What it takes to be an F1 driver

Imagine driving the fastest cars on earth, imagine the strain this puts on your body. Fitter than football players and leaner than athletes: racing car drivers possess the most finely tuned bodies on earth.

Medical studies consent. During a race a driver must remain calm, focused and in constant communication with the technical team whilst perfectly maneuvering a highly complex vehicle around and unfamiliar track alongside competitors, travelling at speeds up to 300 kilometres/hour.

All this in an environment where one wrong move can cost lives calls for a sportsman at the very peak of physical and mental strength.

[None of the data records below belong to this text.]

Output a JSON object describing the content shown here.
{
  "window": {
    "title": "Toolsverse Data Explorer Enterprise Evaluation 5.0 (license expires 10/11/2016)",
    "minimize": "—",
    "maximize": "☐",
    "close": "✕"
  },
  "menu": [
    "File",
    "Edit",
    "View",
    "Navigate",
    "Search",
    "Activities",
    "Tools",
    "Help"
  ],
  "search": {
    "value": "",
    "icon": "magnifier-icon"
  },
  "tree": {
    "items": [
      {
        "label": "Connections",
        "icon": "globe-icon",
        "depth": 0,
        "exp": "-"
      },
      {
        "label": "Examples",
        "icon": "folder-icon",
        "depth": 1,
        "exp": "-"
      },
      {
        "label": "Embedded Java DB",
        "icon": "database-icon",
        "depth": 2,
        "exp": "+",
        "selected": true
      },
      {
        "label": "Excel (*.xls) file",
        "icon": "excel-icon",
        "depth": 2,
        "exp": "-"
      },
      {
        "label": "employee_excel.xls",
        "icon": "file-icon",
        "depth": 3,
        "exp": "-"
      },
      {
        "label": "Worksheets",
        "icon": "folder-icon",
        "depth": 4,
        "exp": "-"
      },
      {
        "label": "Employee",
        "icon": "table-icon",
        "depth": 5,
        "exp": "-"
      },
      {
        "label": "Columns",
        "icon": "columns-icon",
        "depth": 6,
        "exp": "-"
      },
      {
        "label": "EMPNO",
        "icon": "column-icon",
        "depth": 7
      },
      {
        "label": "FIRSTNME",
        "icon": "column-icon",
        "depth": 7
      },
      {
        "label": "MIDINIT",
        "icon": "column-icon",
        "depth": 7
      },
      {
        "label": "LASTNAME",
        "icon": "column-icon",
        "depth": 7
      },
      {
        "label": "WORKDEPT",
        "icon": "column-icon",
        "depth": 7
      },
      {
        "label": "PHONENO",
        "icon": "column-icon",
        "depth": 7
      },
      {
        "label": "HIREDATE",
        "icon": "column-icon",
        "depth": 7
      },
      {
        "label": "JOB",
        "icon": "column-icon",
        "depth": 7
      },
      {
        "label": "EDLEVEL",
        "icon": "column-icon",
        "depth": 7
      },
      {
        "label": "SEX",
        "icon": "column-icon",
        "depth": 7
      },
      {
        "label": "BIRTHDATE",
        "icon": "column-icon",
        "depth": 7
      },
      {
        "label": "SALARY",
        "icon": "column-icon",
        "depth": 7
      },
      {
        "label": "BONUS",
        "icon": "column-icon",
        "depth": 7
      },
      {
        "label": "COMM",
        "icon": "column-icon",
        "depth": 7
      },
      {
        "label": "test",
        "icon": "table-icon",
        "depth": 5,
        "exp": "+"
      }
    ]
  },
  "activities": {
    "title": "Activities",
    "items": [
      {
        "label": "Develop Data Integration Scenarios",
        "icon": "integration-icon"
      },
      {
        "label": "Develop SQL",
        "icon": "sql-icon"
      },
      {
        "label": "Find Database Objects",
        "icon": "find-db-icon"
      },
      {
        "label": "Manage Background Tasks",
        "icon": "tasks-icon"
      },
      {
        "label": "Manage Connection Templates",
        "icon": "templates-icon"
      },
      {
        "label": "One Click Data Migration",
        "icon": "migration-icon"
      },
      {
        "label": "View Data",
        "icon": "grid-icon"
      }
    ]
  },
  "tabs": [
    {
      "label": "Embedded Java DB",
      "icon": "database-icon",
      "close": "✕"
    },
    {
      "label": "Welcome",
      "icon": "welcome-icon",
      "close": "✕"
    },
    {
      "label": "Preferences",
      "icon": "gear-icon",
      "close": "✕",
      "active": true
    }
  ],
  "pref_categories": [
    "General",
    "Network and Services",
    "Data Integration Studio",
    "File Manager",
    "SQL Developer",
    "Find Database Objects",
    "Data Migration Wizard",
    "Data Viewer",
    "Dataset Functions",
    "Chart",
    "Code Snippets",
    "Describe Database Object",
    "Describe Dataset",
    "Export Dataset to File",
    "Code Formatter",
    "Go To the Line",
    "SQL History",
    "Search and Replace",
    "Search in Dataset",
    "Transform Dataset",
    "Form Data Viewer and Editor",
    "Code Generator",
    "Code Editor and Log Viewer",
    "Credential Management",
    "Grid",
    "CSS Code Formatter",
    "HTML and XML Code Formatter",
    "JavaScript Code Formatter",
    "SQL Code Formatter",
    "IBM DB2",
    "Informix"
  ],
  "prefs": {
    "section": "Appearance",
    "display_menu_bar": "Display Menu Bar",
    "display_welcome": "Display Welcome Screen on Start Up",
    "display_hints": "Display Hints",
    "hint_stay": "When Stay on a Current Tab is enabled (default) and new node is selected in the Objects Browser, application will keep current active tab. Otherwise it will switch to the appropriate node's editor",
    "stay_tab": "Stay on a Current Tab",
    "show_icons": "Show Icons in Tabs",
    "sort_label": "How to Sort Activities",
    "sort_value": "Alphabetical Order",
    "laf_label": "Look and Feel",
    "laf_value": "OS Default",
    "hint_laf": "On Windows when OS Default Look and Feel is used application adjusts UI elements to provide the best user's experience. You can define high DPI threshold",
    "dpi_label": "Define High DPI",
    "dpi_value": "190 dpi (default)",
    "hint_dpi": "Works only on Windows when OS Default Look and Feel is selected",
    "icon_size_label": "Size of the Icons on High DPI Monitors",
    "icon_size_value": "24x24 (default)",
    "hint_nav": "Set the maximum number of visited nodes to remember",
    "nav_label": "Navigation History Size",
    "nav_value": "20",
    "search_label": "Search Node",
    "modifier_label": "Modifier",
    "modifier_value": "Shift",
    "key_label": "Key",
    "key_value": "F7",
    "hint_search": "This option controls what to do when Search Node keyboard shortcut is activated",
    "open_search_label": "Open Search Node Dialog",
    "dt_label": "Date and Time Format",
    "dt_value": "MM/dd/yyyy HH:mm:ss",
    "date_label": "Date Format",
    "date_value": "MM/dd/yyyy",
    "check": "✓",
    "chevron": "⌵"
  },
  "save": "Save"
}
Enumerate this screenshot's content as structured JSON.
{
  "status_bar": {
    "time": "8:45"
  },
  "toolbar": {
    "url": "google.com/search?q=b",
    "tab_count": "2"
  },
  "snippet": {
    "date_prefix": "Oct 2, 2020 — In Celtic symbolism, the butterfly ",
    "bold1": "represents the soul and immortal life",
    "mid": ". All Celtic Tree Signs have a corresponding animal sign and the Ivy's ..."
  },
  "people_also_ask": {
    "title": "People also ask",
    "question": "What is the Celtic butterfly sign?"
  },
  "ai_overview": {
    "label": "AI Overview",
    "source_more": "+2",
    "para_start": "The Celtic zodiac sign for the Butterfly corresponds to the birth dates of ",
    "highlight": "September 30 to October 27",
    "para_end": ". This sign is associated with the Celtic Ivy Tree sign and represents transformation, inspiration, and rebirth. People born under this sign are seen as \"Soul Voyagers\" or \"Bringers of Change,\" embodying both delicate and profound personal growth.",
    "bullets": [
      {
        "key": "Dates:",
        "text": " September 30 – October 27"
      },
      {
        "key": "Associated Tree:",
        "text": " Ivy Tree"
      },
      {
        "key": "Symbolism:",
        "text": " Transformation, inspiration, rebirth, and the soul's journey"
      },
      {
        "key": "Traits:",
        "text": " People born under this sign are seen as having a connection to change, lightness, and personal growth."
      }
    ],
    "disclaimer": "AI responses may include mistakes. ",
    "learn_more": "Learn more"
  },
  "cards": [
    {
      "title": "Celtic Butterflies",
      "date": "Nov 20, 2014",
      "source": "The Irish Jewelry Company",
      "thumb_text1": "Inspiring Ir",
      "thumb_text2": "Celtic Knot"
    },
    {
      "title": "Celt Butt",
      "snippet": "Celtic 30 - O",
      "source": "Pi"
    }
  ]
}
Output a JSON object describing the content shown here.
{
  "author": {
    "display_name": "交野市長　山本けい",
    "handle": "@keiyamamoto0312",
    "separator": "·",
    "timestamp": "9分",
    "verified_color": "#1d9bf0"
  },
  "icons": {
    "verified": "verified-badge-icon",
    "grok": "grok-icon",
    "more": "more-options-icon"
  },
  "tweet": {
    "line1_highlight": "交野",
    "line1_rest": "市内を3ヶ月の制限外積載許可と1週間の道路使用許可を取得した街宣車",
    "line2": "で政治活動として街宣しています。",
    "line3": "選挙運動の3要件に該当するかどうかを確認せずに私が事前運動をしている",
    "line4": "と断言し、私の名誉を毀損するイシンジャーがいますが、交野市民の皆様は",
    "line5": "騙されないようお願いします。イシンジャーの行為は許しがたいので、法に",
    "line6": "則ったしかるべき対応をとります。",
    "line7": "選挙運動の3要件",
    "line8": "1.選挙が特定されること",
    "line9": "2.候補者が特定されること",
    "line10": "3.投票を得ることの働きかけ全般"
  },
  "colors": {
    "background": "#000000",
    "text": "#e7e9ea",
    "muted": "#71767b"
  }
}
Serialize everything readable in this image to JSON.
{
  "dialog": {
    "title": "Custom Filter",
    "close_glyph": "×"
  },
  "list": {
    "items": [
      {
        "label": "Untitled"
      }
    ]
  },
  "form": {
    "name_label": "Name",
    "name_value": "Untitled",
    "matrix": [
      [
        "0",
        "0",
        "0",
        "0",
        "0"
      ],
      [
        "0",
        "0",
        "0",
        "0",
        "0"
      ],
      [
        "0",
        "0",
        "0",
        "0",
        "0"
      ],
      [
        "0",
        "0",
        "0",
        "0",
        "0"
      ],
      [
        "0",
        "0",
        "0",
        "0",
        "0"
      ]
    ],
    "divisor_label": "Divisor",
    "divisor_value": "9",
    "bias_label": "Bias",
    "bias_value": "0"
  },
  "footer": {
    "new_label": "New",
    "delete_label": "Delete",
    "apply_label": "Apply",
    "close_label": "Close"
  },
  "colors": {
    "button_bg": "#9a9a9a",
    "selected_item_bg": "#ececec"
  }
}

Some interesting facts related to F1 drivers:

  • They have prolonged exposure to high G forces and temperatures for little over an hour. This results in an average F1 driver losing about 4kgs of weight after just one race.
  • When an F1 driver puts brakes on his car he experiences huge retardation or deceleration. It could be compared to a regular car driving through a brick wall at the speed of 300kmph.
  • They can lose approximate 2 to 3 litres of water.
  • They have a resting heart rate of around 40 beats per minute (the average, healthy human has a resting heart rate of around 60bpm).
  • They are able to maintain a heart rate of up to 200bpm for the duration of a two hour drive (the average healthy human has a heart rate of around 150bpm during an intense gym workout).
  • They have a constant body fat ratio of around 7%, similar to that of a marathon runner just before a big race.
  • They have neck muscles able to support up to 24kg when rounding corners at high speed.